You and Your Research - Richard Hamming

You and Your Research - Richard Hamming

(20 yrs old)

Farnam Street - You and Your Research

each of you has but one life to lead, and it seems to me it is better to do significant things than to just get along through life to its end.

  • It is worth trying to accomplish the goals you set yourself.
  • It is worth setting yourself high goals.

Luck favors the prepared mind. — Pasteur

It both admits there is an element of luck and yet claims to a great extent it is up to you. You prepare yourself to succeed or not, as you choose, from moment to moment by the way you live your life.

Great people were generally active when they were young, though there are notable exceptions like Newton and Einstein.

Brains are nice to have, but many people who seem not to have great IQs have done great things.

Believe you can do important things. If you do not work on important problems, how can you expect to do important work?

Confidence in yourself, or courage, is an essential property. Look at your successes, and pay less attention to failures than you are usually advised to do in the expression. Learn from your mistakes. The courage to continue is essential, since great research often has long periods with no success and many discouragement.

The desire for excellence is an essential feature for doing great work. Without such a goal, you will tend to wander like a drunken sailor. The difference between having a vision and not having a vision is almost everything, and doing excellent work provides a goal which is steady in this world of constant change.
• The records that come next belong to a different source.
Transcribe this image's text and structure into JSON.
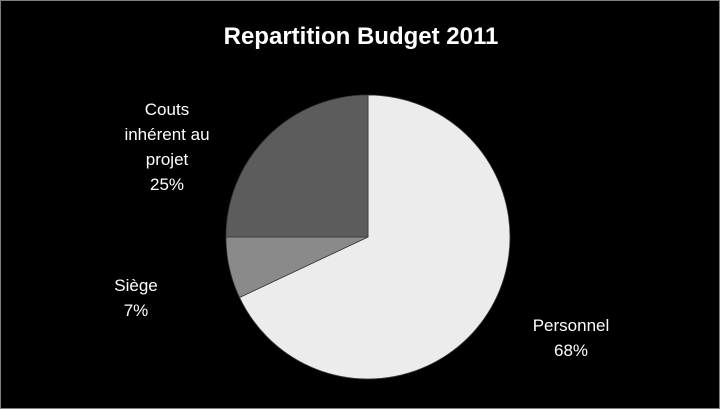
{
  "chart_data": {
    "type": "pie",
    "title": "Repartition Budget 2011",
    "categories": [
      "Personnel",
      "Siège",
      "Couts inhérent au projet"
    ],
    "values": [
      68,
      7,
      25
    ],
    "value_format": "percent",
    "colors": [
      "#ececec",
      "#8a8a8a",
      "#5c5c5c"
    ],
    "start_angle_deg": 0,
    "direction": "clockwise",
    "legend": "none",
    "data_labels": [
      {
        "category_lines": [
          "Personnel"
        ],
        "value": "68%"
      },
      {
        "category_lines": [
          "Siège"
        ],
        "value": "7%"
      },
      {
        "category_lines": [
          "Couts",
          "inhérent au",
          "projet"
        ],
        "value": "25%"
      }
    ]
  },
  "frame": {
    "background": "#000000",
    "border": "#7f7f7f",
    "text_color": "#ffffff"
  }
}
In most fields, age is an asset.

What you consider to be good working conditions may not be good for you! They will make you lazy and complacent. Discomfort will make you find better solutions through innovation and creativity.

You can easily observe that great people have a great deal of drive to do things. The more you do, the more you learn how to do, so the more you can do, etc.
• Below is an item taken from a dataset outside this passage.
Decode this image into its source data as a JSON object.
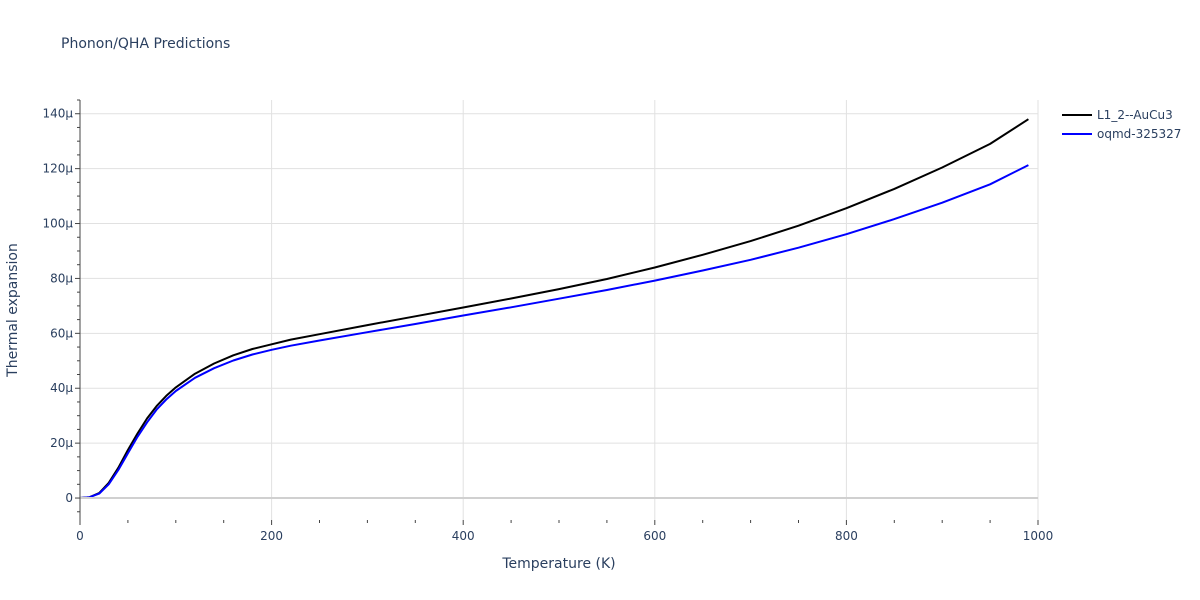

The race, however, is not to the one who works the hardest! You need to work on the right problem at the right time and in the right way. It’s good to take the time regularly to ask the larger questions and see the bigger picture to see if you’re working in the right direction.

Great people can tolerate ambiguity; they can both believe and disbelieve at the same time. They can think a field is the best there is, but also there is much room for improvement.
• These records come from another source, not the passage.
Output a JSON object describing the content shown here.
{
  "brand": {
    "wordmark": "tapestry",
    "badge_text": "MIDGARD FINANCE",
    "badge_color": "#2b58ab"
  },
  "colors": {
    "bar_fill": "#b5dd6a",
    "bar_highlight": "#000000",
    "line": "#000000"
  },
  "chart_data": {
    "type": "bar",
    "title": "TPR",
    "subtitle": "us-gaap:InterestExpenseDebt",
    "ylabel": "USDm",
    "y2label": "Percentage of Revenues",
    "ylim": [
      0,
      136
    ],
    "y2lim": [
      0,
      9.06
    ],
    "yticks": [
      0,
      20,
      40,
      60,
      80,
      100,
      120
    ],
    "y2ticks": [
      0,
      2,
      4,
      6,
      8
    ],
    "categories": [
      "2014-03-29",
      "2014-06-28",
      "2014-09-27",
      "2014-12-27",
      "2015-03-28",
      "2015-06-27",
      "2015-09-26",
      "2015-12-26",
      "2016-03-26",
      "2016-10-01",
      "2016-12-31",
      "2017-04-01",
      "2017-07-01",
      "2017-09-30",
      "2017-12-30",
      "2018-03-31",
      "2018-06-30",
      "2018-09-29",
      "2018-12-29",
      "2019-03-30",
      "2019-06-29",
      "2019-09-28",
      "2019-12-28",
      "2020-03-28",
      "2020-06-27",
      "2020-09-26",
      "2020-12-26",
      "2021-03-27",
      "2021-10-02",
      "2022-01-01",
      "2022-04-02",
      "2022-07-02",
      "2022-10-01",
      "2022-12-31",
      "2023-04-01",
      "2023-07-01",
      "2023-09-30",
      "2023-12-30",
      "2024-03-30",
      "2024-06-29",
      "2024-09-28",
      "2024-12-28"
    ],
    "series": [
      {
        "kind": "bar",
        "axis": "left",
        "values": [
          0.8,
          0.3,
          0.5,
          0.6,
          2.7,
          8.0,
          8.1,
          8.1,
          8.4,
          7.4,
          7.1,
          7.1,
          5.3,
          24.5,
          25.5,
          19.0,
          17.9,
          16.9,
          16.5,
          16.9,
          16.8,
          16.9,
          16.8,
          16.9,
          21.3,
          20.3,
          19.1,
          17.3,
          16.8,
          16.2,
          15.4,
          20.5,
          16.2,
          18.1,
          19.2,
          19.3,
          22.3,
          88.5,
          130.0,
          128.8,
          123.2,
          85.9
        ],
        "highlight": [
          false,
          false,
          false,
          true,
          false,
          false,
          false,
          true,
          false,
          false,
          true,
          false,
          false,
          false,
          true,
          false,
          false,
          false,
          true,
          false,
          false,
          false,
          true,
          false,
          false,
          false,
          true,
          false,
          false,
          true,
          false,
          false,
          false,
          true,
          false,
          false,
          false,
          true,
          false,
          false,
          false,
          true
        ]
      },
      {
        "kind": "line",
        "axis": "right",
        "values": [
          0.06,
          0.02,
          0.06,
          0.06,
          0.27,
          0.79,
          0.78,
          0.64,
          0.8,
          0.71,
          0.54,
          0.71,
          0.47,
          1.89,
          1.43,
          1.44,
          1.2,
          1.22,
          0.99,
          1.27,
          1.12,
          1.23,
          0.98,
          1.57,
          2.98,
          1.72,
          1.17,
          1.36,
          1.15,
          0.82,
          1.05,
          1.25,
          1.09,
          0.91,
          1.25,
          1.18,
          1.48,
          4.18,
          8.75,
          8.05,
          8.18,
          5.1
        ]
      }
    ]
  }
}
Most great people have 10 to 20 problems they regard as basic and of great importance, and which they currently do not know how to solve. They keep them in their mind, hoping to get a clue as to how to solve them. When a clue appears, they generally drop other things and get to work immediately on the important problem. Therefore, they are first to solve these problems. The importance of the result is not only the measure of the importance of the problem, but also because there is a possible attack on it.

You should do your job in such a fashion that others can build on top of it. Do not in the process try to make yourself indispensible; if you do, then you cannot be promoted. If you are to get recognition, then others must use your results, adopt, adapt, extend, and elaborate them, and in the process give you credit for it.

It is a poor workman who blames his tools. Do the best work you can given the circumstances, and after everything is over, see to it that things are better next time.

For “selling” new ideas, you must master three things:

  1. Giving formal presentations
  2. Producing written reports
  3. Mastering the art of informal presentations as they happen to occur.

Better ideas don’t automatically win. They have to be sold. Books can be helpful to learn these skills but privately critiqueing others’ presentations is very helpful. Use three well-told jokes in an after-dinner speech: one at the beginning, one in the middle to wake them up again, and the best one at the end so they will remember at least one thing you said!

You have to earn the freedom to work on what you want by building an excellent repurtation.